Kraakbeenschade in het enkelgewricht

Kraakbeen schade in de enkel gewricht is niet ongewoon, wat niet verwonderlijk is als je bedenkt dat de enkelgewricht moet dag in dag uit het hele gewicht van ons lichaam dragen en wordt extra belast bij het staan ​​en lopen. De kraakbeen weefsel bedekt alle botdelen binnen de enkel joint en dient dus praktisch als een schokken absorber en een soort glijlaag, omdat deze in staat is om druk op te nemen en om te leiden. Als gevolg hiervan kan deze schade oplopen kraakbeen leidt tot een beperkte gewrichtsfunctie en soms tot pijn, die mogelijk afwezig is omdat het kraakbeenweefsel slecht wordt gevoed zenuwen.
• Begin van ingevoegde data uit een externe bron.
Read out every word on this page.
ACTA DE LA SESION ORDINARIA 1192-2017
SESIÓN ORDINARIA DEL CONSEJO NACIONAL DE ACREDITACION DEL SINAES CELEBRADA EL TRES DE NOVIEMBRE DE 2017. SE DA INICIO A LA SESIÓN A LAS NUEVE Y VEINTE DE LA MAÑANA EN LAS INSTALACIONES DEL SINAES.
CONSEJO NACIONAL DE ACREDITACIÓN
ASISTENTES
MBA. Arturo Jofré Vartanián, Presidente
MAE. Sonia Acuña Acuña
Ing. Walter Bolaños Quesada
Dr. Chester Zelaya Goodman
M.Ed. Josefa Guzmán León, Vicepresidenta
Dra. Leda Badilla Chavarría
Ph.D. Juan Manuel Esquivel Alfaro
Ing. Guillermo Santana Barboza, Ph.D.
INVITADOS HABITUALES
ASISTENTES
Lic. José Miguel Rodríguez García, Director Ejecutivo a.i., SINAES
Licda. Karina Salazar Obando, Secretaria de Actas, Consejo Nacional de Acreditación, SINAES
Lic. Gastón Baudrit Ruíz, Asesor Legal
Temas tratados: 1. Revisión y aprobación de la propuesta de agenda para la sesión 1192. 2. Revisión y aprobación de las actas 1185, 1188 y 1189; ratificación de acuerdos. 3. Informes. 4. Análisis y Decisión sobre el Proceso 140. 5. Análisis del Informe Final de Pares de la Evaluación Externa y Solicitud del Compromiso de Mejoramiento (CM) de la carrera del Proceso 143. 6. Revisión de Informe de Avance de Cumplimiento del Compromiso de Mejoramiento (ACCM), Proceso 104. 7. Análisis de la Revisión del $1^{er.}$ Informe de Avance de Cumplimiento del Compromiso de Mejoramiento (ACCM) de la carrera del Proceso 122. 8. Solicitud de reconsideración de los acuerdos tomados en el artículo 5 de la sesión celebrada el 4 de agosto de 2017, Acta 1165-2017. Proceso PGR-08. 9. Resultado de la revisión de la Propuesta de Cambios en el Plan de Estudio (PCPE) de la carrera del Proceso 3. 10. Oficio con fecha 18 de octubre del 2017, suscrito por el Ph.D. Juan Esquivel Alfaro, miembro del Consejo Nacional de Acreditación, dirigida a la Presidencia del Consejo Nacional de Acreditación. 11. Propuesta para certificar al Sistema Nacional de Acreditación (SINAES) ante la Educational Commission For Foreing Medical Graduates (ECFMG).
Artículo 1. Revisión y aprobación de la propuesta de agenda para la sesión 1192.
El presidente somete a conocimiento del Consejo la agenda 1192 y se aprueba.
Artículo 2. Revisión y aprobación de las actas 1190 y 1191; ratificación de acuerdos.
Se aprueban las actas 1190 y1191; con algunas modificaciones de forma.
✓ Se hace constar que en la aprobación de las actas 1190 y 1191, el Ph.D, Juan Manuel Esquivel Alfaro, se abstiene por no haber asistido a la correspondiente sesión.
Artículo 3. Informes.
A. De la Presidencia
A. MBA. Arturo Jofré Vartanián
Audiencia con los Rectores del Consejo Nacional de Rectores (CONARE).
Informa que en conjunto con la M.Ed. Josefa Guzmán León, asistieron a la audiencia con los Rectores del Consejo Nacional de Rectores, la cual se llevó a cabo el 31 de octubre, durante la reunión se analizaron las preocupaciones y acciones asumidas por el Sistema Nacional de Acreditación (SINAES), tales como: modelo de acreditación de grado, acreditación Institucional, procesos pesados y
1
Kraakbeenkaalheid beschrijft de voorwaarde als er geen kraakbeen meer is. Om beter te kunnen classificeren kraakbeenschade aan de enkel voeg wordt de classificatie volgens Outerbridge gebruikt, die onderscheid maakt tussen de klassen 0 t / m 4. Deze schade zelf wordt niet genoemd artrose, maar als het onbehandeld blijft, kan het in het verdere verloop van de ziekte vaak leiden tot secundaire artrose.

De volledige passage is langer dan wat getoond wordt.